Emergent phenomena in living systems: a statistical mechanical perspective

TL;DR

This paper reviews how statistical mechanics explains emergent phenomena in living systems, focusing on noise-induced phase transitions in biological networks like gene expression and tissue homeostasis.

Contribution

It highlights the role of stochastic models in understanding biological phase transitions and connects theoretical physics concepts with biological observations.

Findings

Noise-induced transitions can resemble physical phase transitions.

Some biological phenomena exhibit critical-point behavior similar to the Ising universality class.

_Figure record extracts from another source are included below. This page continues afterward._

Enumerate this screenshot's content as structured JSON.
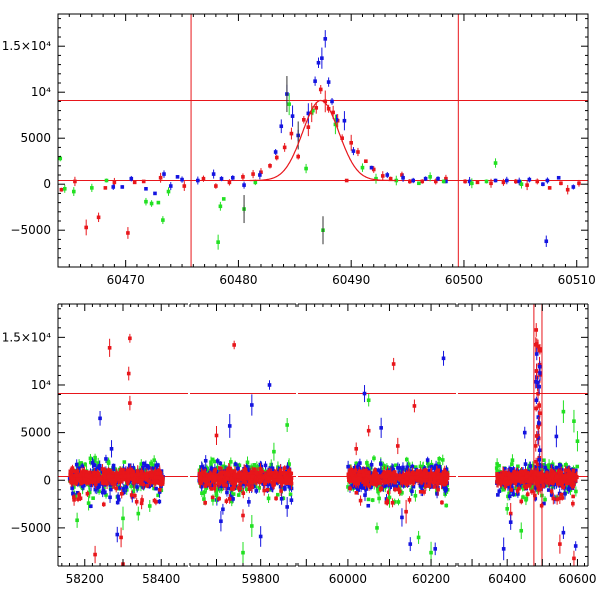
{
  "chart_data": [
    {
      "type": "scatter",
      "panel": "top",
      "xlim": [
        60464,
        60511
      ],
      "ylim": [
        -9000,
        18500
      ],
      "x_ticks": [
        60470,
        60480,
        60490,
        60500,
        60510
      ],
      "x_tick_labels": [
        "60470",
        "60480",
        "60490",
        "60500",
        "60510"
      ],
      "y_ticks": [
        -5000,
        0,
        5000,
        10000,
        15000
      ],
      "y_tick_labels": [
        "−5000",
        "0",
        "5000",
        "10⁴",
        "1.5×10⁴"
      ],
      "vertical_lines": [
        60475.8,
        60499.5
      ],
      "horizontal_lines": [
        9100,
        400
      ],
      "fit_curve": {
        "type": "gaussian",
        "baseline": 400,
        "amplitude": 8700,
        "center": 60487.3,
        "sigma": 1.6,
        "x_range": [
          60481,
          60494
        ]
      },
      "series": [
        {
          "color": "#e8161b",
          "points": [
            [
              60464.3,
              -600
            ],
            [
              60465.5,
              300
            ],
            [
              60466.5,
              -4700
            ],
            [
              60467.6,
              -3600
            ],
            [
              60468.2,
              -400
            ],
            [
              60469,
              200
            ],
            [
              60470.2,
              -5300
            ],
            [
              60470.8,
              200
            ],
            [
              60471.6,
              300
            ],
            [
              60473.1,
              700
            ],
            [
              60475.2,
              -200
            ],
            [
              60476.9,
              600
            ],
            [
              60478.0,
              -200
            ],
            [
              60479.2,
              200
            ],
            [
              60480.4,
              800
            ],
            [
              60481.3,
              1100
            ],
            [
              60482.0,
              1300
            ],
            [
              60482.8,
              2000
            ],
            [
              60483.4,
              2900
            ],
            [
              60484.1,
              4000
            ],
            [
              60484.7,
              5500
            ],
            [
              60485.3,
              3000
            ],
            [
              60485.8,
              7000
            ],
            [
              60486.2,
              6200
            ],
            [
              60486.5,
              7800
            ],
            [
              60486.9,
              8300
            ],
            [
              60487.3,
              10300
            ],
            [
              60487.7,
              9000
            ],
            [
              60488.0,
              8200
            ],
            [
              60488.4,
              7800
            ],
            [
              60488.8,
              6900
            ],
            [
              60489.2,
              5000
            ],
            [
              60489.6,
              400
            ],
            [
              60490.0,
              4500
            ],
            [
              60490.6,
              3500
            ],
            [
              60491.3,
              2500
            ],
            [
              60492.0,
              1600
            ],
            [
              60492.8,
              900
            ],
            [
              60493.5,
              600
            ],
            [
              60494.5,
              1000
            ],
            [
              60495.2,
              300
            ],
            [
              60496.3,
              300
            ],
            [
              60497.5,
              300
            ],
            [
              60498.4,
              600
            ],
            [
              60500.1,
              300
            ],
            [
              60501.2,
              200
            ],
            [
              60502.4,
              100
            ],
            [
              60503.5,
              200
            ],
            [
              60504.6,
              300
            ],
            [
              60505.6,
              -100
            ],
            [
              60506.5,
              300
            ],
            [
              60507.6,
              -400
            ],
            [
              60508.6,
              100
            ],
            [
              60509.2,
              -600
            ],
            [
              60510.2,
              100
            ]
          ]
        },
        {
          "color": "#1414e0",
          "points": [
            [
              60468.9,
              -300
            ],
            [
              60469.7,
              -300
            ],
            [
              60470.5,
              600
            ],
            [
              60471.8,
              -500
            ],
            [
              60472.6,
              -1000
            ],
            [
              60473.4,
              1100
            ],
            [
              60474.0,
              -200
            ],
            [
              60474.6,
              800
            ],
            [
              60475.0,
              500
            ],
            [
              60476.4,
              400
            ],
            [
              60477.8,
              1100
            ],
            [
              60478.5,
              600
            ],
            [
              60479.5,
              700
            ],
            [
              60480.5,
              -100
            ],
            [
              60481.9,
              1000
            ],
            [
              60483.3,
              3500
            ],
            [
              60483.8,
              6300
            ],
            [
              60484.3,
              9800
            ],
            [
              60484.8,
              7400
            ],
            [
              60485.3,
              5300
            ],
            [
              60486.2,
              7700
            ],
            [
              60486.8,
              11200
            ],
            [
              60487.1,
              13200
            ],
            [
              60487.4,
              13700
            ],
            [
              60487.7,
              15800
            ],
            [
              60488.0,
              11100
            ],
            [
              60488.3,
              9000
            ],
            [
              60488.7,
              7000
            ],
            [
              60489.4,
              6900
            ],
            [
              60490.2,
              3600
            ],
            [
              60491.8,
              1800
            ],
            [
              60493.2,
              1000
            ],
            [
              60494.6,
              700
            ],
            [
              60495.5,
              400
            ],
            [
              60496.6,
              600
            ],
            [
              60497.7,
              600
            ],
            [
              60498.4,
              300
            ],
            [
              60500.5,
              300
            ],
            [
              60502.8,
              400
            ],
            [
              60503.8,
              400
            ],
            [
              60504.9,
              300
            ],
            [
              60505.8,
              500
            ],
            [
              60507.0,
              0
            ],
            [
              60507.4,
              400
            ],
            [
              60507.3,
              -6200
            ],
            [
              60508.4,
              700
            ],
            [
              60509.7,
              -300
            ]
          ]
        },
        {
          "color": "#22e022",
          "points": [
            [
              60464.2,
              2800
            ],
            [
              60464.6,
              -500
            ],
            [
              60465.4,
              -800
            ],
            [
              60467.0,
              -400
            ],
            [
              60468.3,
              400
            ],
            [
              60471.8,
              -1900
            ],
            [
              60472.3,
              -2100
            ],
            [
              60472.9,
              -2000
            ],
            [
              60473.3,
              -3900
            ],
            [
              60473.8,
              -800
            ],
            [
              60478.2,
              -6300
            ],
            [
              60478.4,
              -2400
            ],
            [
              60478.7,
              -1600
            ],
            [
              60480.5,
              -2700
            ],
            [
              60481.5,
              200
            ],
            [
              60484.5,
              8700
            ],
            [
              60486.0,
              1700
            ],
            [
              60486.6,
              8000
            ],
            [
              60487.5,
              -5000
            ],
            [
              60488.6,
              6500
            ],
            [
              60491.0,
              1800
            ],
            [
              60492.2,
              600
            ],
            [
              60494.0,
              400
            ],
            [
              60496.0,
              100
            ],
            [
              60497.0,
              800
            ],
            [
              60498.2,
              300
            ],
            [
              60500.7,
              100
            ],
            [
              60502.0,
              300
            ],
            [
              60502.8,
              2300
            ],
            [
              60505.1,
              0
            ]
          ]
        }
      ]
    },
    {
      "type": "scatter",
      "panel": "bottom",
      "segments": [
        {
          "xlim": [
            58130,
            58470
          ],
          "x_ticks": [
            58200,
            58400
          ],
          "x_tick_labels": [
            "58200",
            "58400"
          ],
          "season": [
            58160,
            58405
          ]
        },
        {
          "xlim": [
            59640,
            59880
          ],
          "x_ticks": [
            59800
          ],
          "x_tick_labels": [
            "59800"
          ],
          "season": [
            59660,
            59870
          ]
        },
        {
          "xlim": [
            59880,
            60260
          ],
          "x_ticks": [
            60000,
            60200
          ],
          "x_tick_labels": [
            "60000",
            "60200"
          ],
          "season": [
            60000,
            60240
          ]
        },
        {
          "xlim": [
            60260,
            60630
          ],
          "x_ticks": [
            60400,
            60600
          ],
          "x_tick_labels": [
            "60400",
            "60600"
          ],
          "season": [
            60370,
            60600
          ]
        }
      ],
      "ylim": [
        -9000,
        18500
      ],
      "y_ticks": [
        -5000,
        0,
        5000,
        10000,
        15000
      ],
      "y_tick_labels": [
        "−5000",
        "0",
        "5000",
        "10⁴",
        "1.5×10⁴"
      ],
      "vertical_lines": [
        60476,
        60499
      ],
      "horizontal_lines": [
        9100,
        400
      ],
      "spike": {
        "x_range": [
          60480,
          60494
        ],
        "peak": 15800
      },
      "outliers": [
        {
          "color": "#e8161b",
          "points": [
            [
              58265,
              13900
            ],
            [
              58318,
              14900
            ],
            [
              58315,
              11200
            ],
            [
              58318,
              8100
            ],
            [
              58227,
              -7800
            ],
            [
              58295,
              -6000
            ],
            [
              58300,
              -8800
            ],
            [
              59740,
              14200
            ],
            [
              59700,
              4700
            ],
            [
              59760,
              -3700
            ],
            [
              60020,
              3300
            ],
            [
              60050,
              5200
            ],
            [
              60110,
              12200
            ],
            [
              60120,
              3600
            ],
            [
              60160,
              7800
            ],
            [
              60140,
              -3300
            ],
            [
              60410,
              -3500
            ],
            [
              60550,
              -6700
            ],
            [
              60590,
              -8200
            ]
          ]
        },
        {
          "color": "#1414e0",
          "points": [
            [
              58240,
              6500
            ],
            [
              58270,
              3300
            ],
            [
              58285,
              -5700
            ],
            [
              59780,
              7900
            ],
            [
              59820,
              10000
            ],
            [
              59730,
              5700
            ],
            [
              59710,
              -4300
            ],
            [
              59800,
              -5900
            ],
            [
              59860,
              -2800
            ],
            [
              60040,
              9100
            ],
            [
              60080,
              5500
            ],
            [
              60130,
              -3900
            ],
            [
              60150,
              -6700
            ],
            [
              60230,
              12800
            ],
            [
              60210,
              -7200
            ],
            [
              60390,
              -7200
            ],
            [
              60410,
              -4400
            ],
            [
              60450,
              5000
            ],
            [
              60560,
              -5500
            ],
            [
              60595,
              -6900
            ],
            [
              60540,
              4600
            ]
          ]
        },
        {
          "color": "#22e022",
          "points": [
            [
              58180,
              -4200
            ],
            [
              58210,
              -2400
            ],
            [
              58300,
              -4000
            ],
            [
              58340,
              -3500
            ],
            [
              58370,
              -2700
            ],
            [
              59700,
              -1600
            ],
            [
              59780,
              -4800
            ],
            [
              59830,
              3000
            ],
            [
              59860,
              5800
            ],
            [
              59760,
              -7600
            ],
            [
              60050,
              8400
            ],
            [
              60070,
              -5000
            ],
            [
              60100,
              -1800
            ],
            [
              60170,
              -6000
            ],
            [
              60200,
              -7600
            ],
            [
              60400,
              -3000
            ],
            [
              60560,
              7200
            ],
            [
              60590,
              6200
            ],
            [
              60600,
              4100
            ],
            [
              60440,
              -5300
            ]
          ]
        }
      ]
    }
  ]
}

Statistical mechanics bridges models and experimental data in biology.

Abstract

A natural phenomenon occurring in a living system is an outcome of the dynamics of the specific biological network underlying the phenomenon. The collective dynamics have both deterministic and stochastic components. The stochastic nature of the key processes like gene expression and cell differentiation give rise to fluctuations (noise) in the levels of the biomolecules and this combined with nonlinear interactions give rise to a number of emergent phenomena. In this review, we describe and discuss some of these phenomena which have the character of phase transitions in physical systems. We specifically focus on noise-induced transitions in a stochastic model of gene expression and in a population genetics model which have no analogs when the dynamics are solely deterministic in nature. Some of these transitions exhibit critical-point phenomena belonging to the mean-field Ising universality class of equilibrium phase transitions. A number of other examples, ranging from biofilms to homeostasis in adult tissues, are also discussed which exhibit behavior similar to critical phenomena in equilibrium and nonequilbrium phase transitions. The examples illustrate how the subject of statistical mechanics provides a bridge between theoretical models and experimental observations.